Sexton’s Cottage

Painting of Sextons' House by Josie Duggan-Parish Art Class

Painting of Sextons’ House by Josie Duggan-Parish Art Class

This little cottage appears on a map dated 1834, so was most likely built in the late 18th, or early 19th century in the Georgian period. Its position beside the old church and graveyard made it an ideal home for the sexton and his family. The various sextons over the years up to the mid 1900s include James Orr (34 years), Samuel Orr (31 years), Christopher Halligan (30 years) Ernest Halligan (25 years) and Tom Marshall ( approx 10 yrs). The sexton’s cottage was purchased outright by the Church from General Templer in 1947 for £200. It was agreed to put a sexton’s house sign on the gate.

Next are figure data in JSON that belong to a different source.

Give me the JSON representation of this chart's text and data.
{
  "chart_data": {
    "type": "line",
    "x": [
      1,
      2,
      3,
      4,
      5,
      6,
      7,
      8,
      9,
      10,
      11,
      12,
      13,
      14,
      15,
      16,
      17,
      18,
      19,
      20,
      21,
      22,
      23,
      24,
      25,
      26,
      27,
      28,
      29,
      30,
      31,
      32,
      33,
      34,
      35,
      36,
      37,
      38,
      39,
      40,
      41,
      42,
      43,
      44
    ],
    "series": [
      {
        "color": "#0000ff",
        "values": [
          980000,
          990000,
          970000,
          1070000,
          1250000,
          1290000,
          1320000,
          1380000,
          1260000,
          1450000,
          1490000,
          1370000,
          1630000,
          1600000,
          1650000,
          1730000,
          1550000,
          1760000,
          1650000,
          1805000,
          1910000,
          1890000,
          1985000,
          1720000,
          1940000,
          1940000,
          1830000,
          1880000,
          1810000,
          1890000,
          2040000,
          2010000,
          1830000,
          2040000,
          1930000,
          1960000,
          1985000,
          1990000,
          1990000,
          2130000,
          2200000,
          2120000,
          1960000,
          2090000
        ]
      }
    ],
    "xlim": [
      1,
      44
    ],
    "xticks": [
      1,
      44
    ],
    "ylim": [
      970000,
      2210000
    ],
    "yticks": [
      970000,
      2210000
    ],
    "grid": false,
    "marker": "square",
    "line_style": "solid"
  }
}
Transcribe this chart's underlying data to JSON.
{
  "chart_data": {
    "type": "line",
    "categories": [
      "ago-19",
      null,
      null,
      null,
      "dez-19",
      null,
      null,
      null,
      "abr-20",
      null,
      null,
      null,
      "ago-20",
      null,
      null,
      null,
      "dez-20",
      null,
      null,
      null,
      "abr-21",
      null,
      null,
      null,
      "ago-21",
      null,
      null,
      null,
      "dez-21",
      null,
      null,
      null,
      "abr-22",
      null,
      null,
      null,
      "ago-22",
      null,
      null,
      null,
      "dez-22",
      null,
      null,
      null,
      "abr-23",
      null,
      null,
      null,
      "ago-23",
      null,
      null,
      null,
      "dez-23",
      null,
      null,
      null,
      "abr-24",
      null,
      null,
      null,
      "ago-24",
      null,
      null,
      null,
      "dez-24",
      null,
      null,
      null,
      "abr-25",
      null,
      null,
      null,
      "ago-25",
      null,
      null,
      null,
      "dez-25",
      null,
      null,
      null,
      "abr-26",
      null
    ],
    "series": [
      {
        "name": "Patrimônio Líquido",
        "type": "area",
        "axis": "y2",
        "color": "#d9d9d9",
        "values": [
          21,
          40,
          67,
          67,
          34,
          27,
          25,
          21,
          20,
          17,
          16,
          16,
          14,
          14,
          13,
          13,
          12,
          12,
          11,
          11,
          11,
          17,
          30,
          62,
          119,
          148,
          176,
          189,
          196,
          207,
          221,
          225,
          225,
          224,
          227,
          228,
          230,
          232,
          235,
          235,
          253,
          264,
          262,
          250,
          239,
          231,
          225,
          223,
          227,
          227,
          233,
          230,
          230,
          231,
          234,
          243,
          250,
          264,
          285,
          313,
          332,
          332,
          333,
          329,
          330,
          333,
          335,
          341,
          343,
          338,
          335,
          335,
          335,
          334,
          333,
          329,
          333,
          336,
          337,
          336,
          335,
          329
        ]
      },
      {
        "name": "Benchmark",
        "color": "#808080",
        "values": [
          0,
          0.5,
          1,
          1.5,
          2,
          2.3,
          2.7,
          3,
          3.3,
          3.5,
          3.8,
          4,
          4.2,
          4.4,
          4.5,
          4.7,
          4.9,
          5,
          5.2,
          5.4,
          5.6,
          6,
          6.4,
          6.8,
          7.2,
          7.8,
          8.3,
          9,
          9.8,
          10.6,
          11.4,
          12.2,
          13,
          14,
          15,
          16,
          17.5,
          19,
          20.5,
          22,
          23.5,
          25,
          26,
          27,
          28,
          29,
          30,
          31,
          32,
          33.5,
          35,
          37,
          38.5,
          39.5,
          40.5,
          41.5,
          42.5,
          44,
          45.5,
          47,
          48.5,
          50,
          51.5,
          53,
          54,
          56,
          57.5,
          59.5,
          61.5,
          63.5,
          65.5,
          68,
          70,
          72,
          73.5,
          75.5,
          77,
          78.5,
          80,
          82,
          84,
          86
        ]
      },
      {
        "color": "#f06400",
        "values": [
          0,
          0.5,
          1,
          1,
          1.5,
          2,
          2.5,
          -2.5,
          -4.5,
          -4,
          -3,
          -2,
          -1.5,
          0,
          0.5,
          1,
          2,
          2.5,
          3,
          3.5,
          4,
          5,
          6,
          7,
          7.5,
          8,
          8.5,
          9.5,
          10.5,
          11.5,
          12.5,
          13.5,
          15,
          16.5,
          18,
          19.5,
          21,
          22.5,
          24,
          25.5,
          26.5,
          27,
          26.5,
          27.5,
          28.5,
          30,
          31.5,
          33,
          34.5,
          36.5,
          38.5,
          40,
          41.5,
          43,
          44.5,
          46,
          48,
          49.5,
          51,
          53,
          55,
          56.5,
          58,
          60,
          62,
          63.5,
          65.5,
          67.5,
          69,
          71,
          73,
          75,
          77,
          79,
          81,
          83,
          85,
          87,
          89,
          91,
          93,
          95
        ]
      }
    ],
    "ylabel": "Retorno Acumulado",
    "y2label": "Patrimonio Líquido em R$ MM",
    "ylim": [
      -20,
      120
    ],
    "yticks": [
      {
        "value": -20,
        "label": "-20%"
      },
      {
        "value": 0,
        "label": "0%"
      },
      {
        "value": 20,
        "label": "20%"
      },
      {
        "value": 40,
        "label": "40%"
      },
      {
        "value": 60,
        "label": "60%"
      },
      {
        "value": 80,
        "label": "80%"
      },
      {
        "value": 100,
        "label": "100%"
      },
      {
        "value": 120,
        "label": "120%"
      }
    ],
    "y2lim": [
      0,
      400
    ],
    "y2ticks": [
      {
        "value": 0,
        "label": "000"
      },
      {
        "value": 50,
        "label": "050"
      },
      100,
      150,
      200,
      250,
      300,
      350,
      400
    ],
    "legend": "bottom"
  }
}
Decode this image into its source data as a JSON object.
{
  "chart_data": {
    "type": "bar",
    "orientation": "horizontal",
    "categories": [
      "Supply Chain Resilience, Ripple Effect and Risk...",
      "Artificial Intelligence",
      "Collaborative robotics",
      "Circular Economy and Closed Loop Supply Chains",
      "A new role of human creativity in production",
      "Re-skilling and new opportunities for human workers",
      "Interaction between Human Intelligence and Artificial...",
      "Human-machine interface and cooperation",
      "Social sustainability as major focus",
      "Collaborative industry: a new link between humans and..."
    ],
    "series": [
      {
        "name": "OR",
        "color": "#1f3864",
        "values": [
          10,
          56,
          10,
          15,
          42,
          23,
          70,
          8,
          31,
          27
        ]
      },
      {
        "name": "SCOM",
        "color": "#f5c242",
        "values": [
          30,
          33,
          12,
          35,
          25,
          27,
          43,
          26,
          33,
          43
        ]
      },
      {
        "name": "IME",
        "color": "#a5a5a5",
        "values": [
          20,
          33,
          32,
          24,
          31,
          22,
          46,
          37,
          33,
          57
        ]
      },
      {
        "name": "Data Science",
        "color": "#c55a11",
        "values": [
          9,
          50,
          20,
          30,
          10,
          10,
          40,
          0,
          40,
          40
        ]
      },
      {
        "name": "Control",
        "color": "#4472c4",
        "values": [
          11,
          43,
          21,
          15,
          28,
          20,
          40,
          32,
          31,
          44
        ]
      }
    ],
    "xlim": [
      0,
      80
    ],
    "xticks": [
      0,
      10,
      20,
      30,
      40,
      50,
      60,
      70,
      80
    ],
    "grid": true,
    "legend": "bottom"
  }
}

However by 1954, as it was no longer required for a sexton, the Church was prepared to sell it as a site for the new proposed police station. This plan fell through, but the Church was successful in selling it in 1956 to a Mr Cooke for £300, with part of the garden being retained by the parish. James Rolston, who originally came from Loughgall but was now running a business in Belfast, bought the property in 1957 and used it as a holiday home for many years before retiring here. The thatch was removed in the 1970s and replaced with tiles. This is a photograph of James Rolston’s wedding to Lucy Johnston, which took place in Cloveneden Presbyterian Church in 1919. It was an impressive double wedding as James’ sister was also married that day. Apparently the mother of one of the brides was a fantastic dressmaker – did she make all the dresses? We may never know. The next and current owner bought the property around 1990.